National Standards: The most important question is not the existence of standards, but the meaningfulness of those standards — an issue that must be resolved in practice. The key question is, who is defining the standards and for what purpose.
Creating standards at a national level holds particular dangers, given the top-down nature of such a process and the disproportionate lobbying power of business interests. While various national curricular associations have a number of helpful and exciting ideas, it is unclear whether developing curricular goals should be closely linked to a process of developing “national standards” — a process having as much to do with political as educational agendas. Further, there must be flexibility in how local districts, parents, and teachers are able to decide how they want to use such curricular goals.
The most developed standards are from the National Council of Teachers of Mathematics (NCTM) and have been viewed positively by many educators.

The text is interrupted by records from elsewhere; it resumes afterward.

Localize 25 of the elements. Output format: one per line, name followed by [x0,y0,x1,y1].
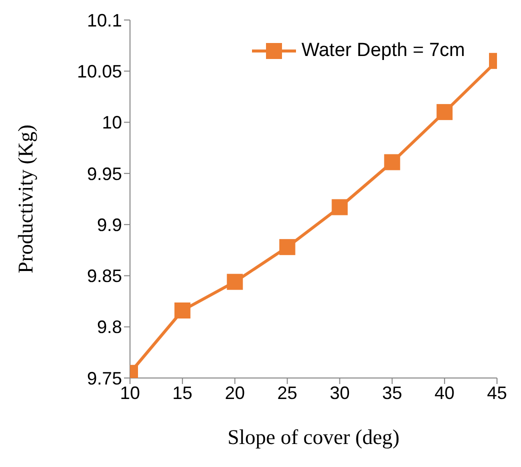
point [279,239,296,256]
x-tick-label: 40 [434,382,455,403]
y-tick-label: 10.05 [76,62,122,82]
y-tick-label: 9.75 [86,368,122,388]
legend-label: Water Depth = 7cm [302,40,465,62]
point [174,302,190,318]
x-tick-label: 30 [330,382,350,403]
x-tick-label: 45 [486,382,508,403]
y-tick-label: 9.8 [96,317,122,338]
point [226,274,243,290]
x-tick-label: 25 [277,382,298,403]
x-tick-label: 35 [382,382,402,403]
point [436,104,453,120]
y-tick-label: 9.9 [96,214,122,235]
point [332,199,348,216]
y-axis-title: Productivity (Kg) [13,124,38,274]
x-tick-label: 20 [224,382,245,403]
x-tick-label: 15 [172,382,192,403]
x-axis-title: Slope of cover (deg) [227,425,400,449]
y-tick-label: 10 [102,112,122,133]
y-tick-label: 10.1 [86,10,122,30]
point [384,154,400,170]
y-tick-label: 9.85 [86,266,122,286]
x-tick-label: 10 [120,382,140,403]
y-tick-label: 9.95 [86,164,122,184]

The national math standards, with an emphasis on problem-solving, already are influencing textbook publishers. Given the mediocre quality of math textbooks, this can only be an improvement. On a more dismaying note, standards that were proposed for art were ridiculed for their extreme specificity and unrealistic objectives. Even professional musicians said they would have difficulty attaining some of the goals that were set for high school students: achieving such mastery of music as to perform in “five distinct styles of Western art or popular music and at least three styles not derived from the Western music tradition.”
Another key issue is whether the standards will lead to a new battery of assessments which, in turn, could rigidify the curriculum as teachers are forced to “teach to the test” rather than meet their students’ needs. This fear is heightened by the bill’s call for assessments at the 4th, 8th and 12th grade. Although there is increasing emphasis on new forms of “authentic” assessment based on things such as project demonstrations, writing samples, and portfolios, concerns remain.
Linda Darling-Hammond, a Professor of Education at Columbia University in New York City, notes that the fundamental issue is what the assessments will be used for. Will they be yet another gate-keeping mechanism used to sort out low-income and minority students? As she wrote recently in the Harvard Education Review, “Testing students will not provide accountability in education while some students receive only a fraction of the school resources that support the education of their more privileged counterparts. For all students to receive high-quality instruction from highly qualified teachers, financial investments in schooling must be equalized across rich and poor communities.